The Court, responding to the worker’s argument that §801(2) provides a $1,500 penalty for each delinquent payment, held that the penalty provision applies to each period in which benefits are not paid and for which the worker has "filed a petition for a hearing on the nonpayment.” Id.

 Post, p 512.

 Before the enactment of 1985 PA 103, this subsection encompassed not only weekly benefits or accrued weekly benefits, but also "medical bills, or travel allowance.” Before the 1985 amendment, delinquent or unpaid compensation benefits, medical bills, or travel allowances all triggered the penalty provision with a $1,500 limitation. The 1985 amendment eliminated the words "medical bills, or travel” from § 801(2), and added § 801(3) which provides for an additional $1,500 for nonpayment of medical bills or travel allowance:
If medical bills or travel allowance are not paid within 30 days after the carrier has received notice of nonpayment by certified mail, in cases where there is no ongoing dispute, $50.00 or the amount of the bill due, whichever is less, shall be added and paid to the worker for each day over 30 days in which the medical bills or travel allowance are not paid. Not more than $1,500.00 in total may be added pursuant to this subsection.

 Section 801(2), as originally enacted by 1977 PA 302, provided that "[i]f weekly compensation beneñts, accrued weekly benefíts, medical bills, or travel allowance are not paid within 30 days after becoming due and payable in cases where there is an ongoing dispute, $50.00 per day shall be added and paid to the worker for each day over 30 days in which the compensation, medical bills, or travel allowance are not paid.” 1981 PA 195 changed "compensation” to "benefits.” (Emphasis added.)
*502Rather than repeat the phrases "weekly compensation benefits,” and "accrued weekly benefits,” the drafters used the shorter "compensation”/“benefits” to encompass both.

 Post, p 510.

 DeKind, supra, p 605.

 See n 15 and the accompanying text.

 It appears that the maximum benefit payable under the workers’ compensation act is currently $427 per week, $22,204 per year. If that sum were invested at the two percent interest differential, it would take over three years to net $1,500.

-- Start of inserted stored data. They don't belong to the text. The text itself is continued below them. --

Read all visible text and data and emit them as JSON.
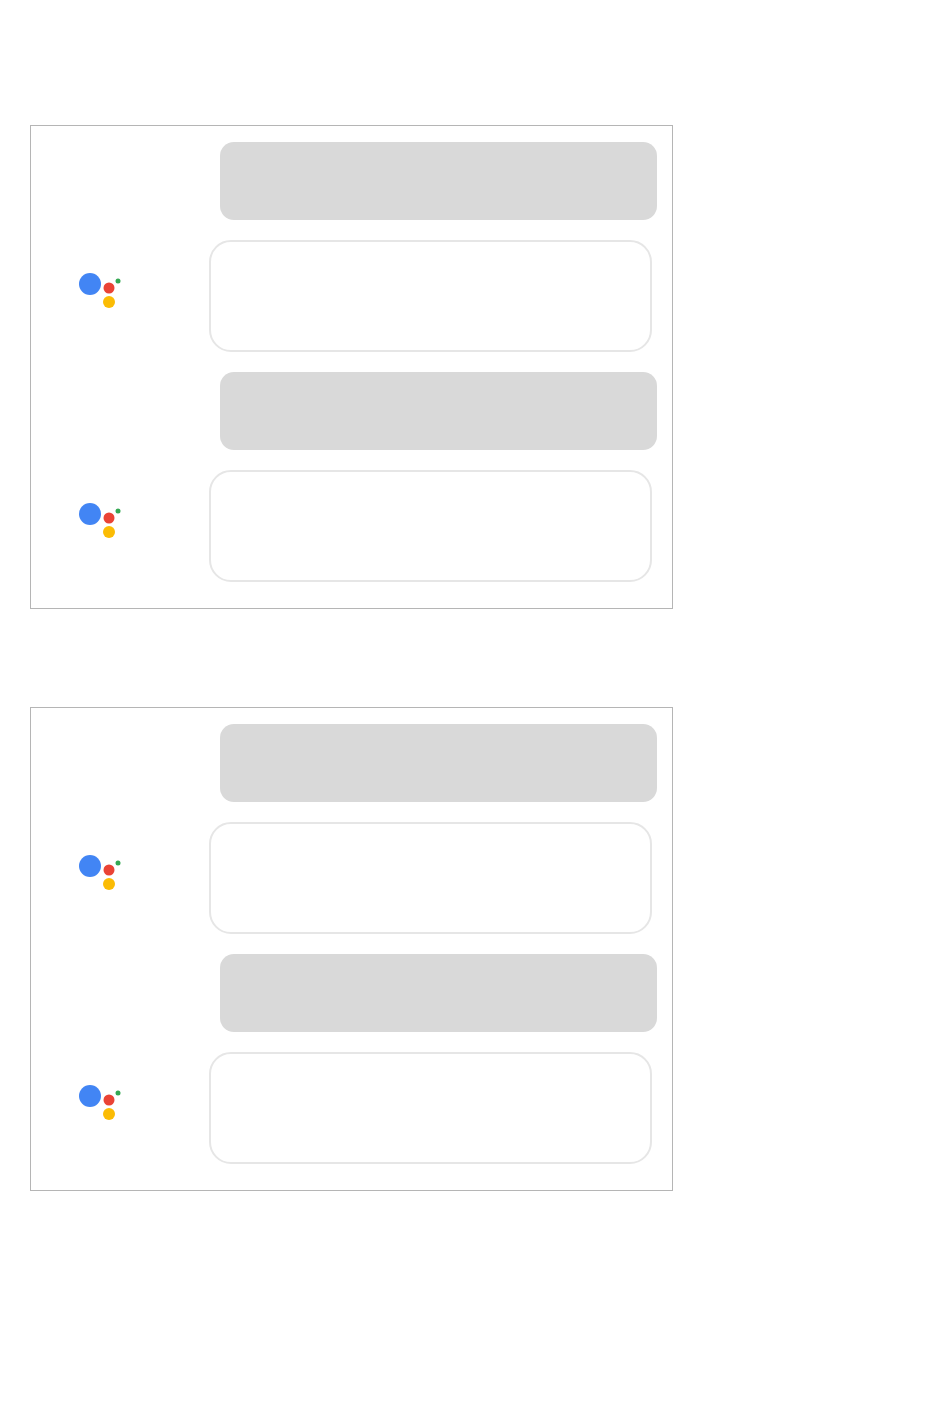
{
  "panels": [
    {
      "messages": [
        {
          "kind": "user"
        },
        {
          "kind": "assistant"
        },
        {
          "kind": "user"
        },
        {
          "kind": "assistant"
        }
      ]
    },
    {
      "messages": [
        {
          "kind": "user"
        },
        {
          "kind": "assistant"
        },
        {
          "kind": "user"
        },
        {
          "kind": "assistant"
        }
      ]
    }
  ]
}
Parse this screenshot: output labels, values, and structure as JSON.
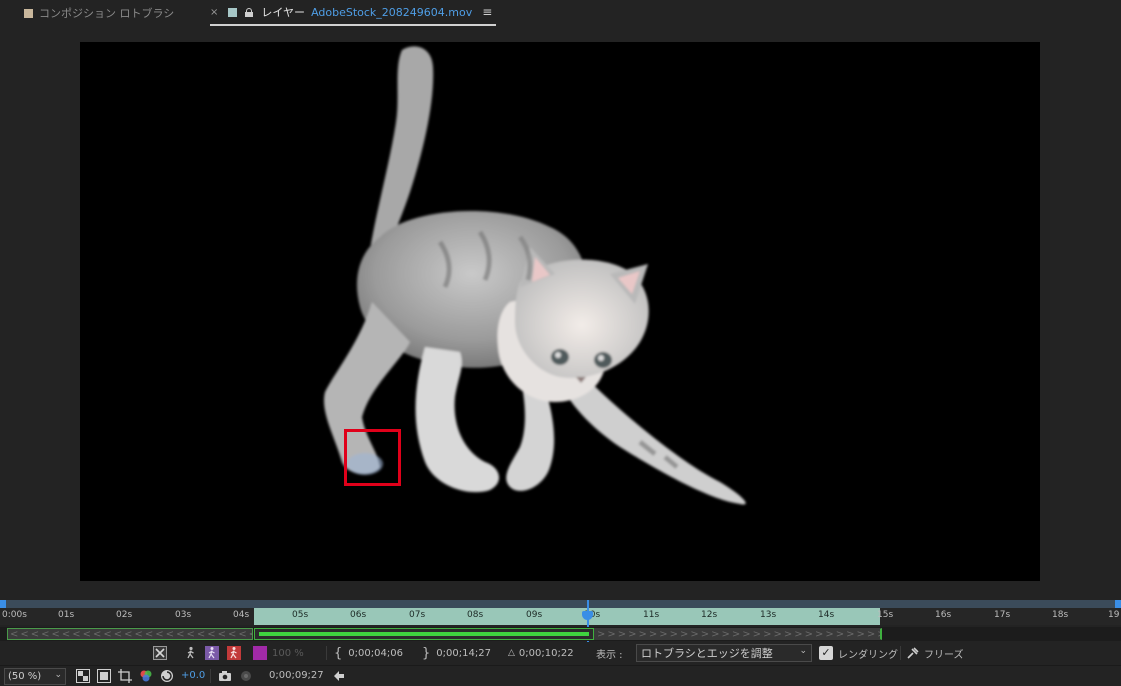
{
  "tabs": {
    "composition": {
      "label": "コンポジション ロトブラシ",
      "color": "#c9b79c"
    },
    "layer": {
      "close": "×",
      "prefix": "レイヤー",
      "file": "AdobeStock_208249604.mov",
      "menu": "≡",
      "color": "#a7c7c7"
    }
  },
  "viewer": {
    "background": "#000000",
    "roto_box_color": "#e0001a"
  },
  "timeline": {
    "ticks": [
      "0:00s",
      "01s",
      "02s",
      "03s",
      "04s",
      "05s",
      "06s",
      "07s",
      "08s",
      "09s",
      "10s",
      "11s",
      "12s",
      "13s",
      "14s",
      "15s",
      "16s",
      "17s",
      "18s",
      "19"
    ],
    "work_area_color": "#99c7b8",
    "playhead_color": "#3a8ee6",
    "span_color": "#3fd33f"
  },
  "controls": {
    "opacity": "100 %",
    "in_point": "0;00;04;06",
    "out_point": "0;00;14;27",
    "duration_symbol": "△",
    "duration": "0;00;10;22",
    "view_label": "表示 :",
    "view_value": "ロトブラシとエッジを調整",
    "render_label": "レンダリング",
    "freeze_label": "フリーズ"
  },
  "status": {
    "zoom": "(50 %)",
    "exposure": "+0.0",
    "current_time": "0;00;09;27"
  }
}
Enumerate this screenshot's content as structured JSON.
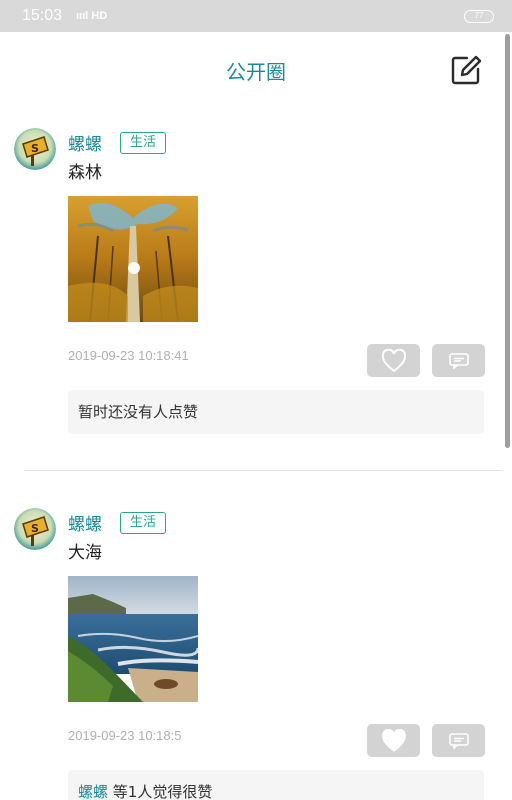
{
  "status_bar": {
    "time": "15:03",
    "signal": "ıııl HD",
    "battery": "77"
  },
  "header": {
    "title": "公开圈"
  },
  "posts": [
    {
      "username": "螺螺",
      "tag": "生活",
      "text": "森林",
      "image": "forest-photo",
      "timestamp": "2019-09-23 10:18:41",
      "likes_text": "暂时还没有人点赞",
      "liked": false
    },
    {
      "username": "螺螺",
      "tag": "生活",
      "text": "大海",
      "image": "sea-photo",
      "timestamp": "2019-09-23 10:18:5",
      "likes_user": "螺螺",
      "likes_text": " 等1人觉得很赞",
      "liked": true
    }
  ],
  "icons": [
    "edit-icon",
    "heart-outline-icon",
    "heart-filled-icon",
    "comment-icon"
  ],
  "colors": {
    "accent": "#1a8a9a",
    "tag": "#2aa58f",
    "button_bg": "#d3d3d3",
    "timestamp": "#b0b0b0"
  }
}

 This Court held that the circuit court was authorized to allow the legal rate of interest (five percent) when it enters a judgment on a compensation award pursuant to part 3, § 13 of the act (MCL 413.13; MSA 17.187, subsequently reenacted as § 863 of the present act, MCL 418.863; MSA 17.237[863]). Wilson v Doehler-Jarvis Div of Nat’l Lead Co, 358 Mich 510; 100 NW2d 226 (1960).

 See Drake v Norge Div, Borg-Warner Corp, 367 Mich 464; 116 NW2d 842 (1962); Solakis v Roberts, 395 Mich 13, 22; 233 NW2d 1 (1975).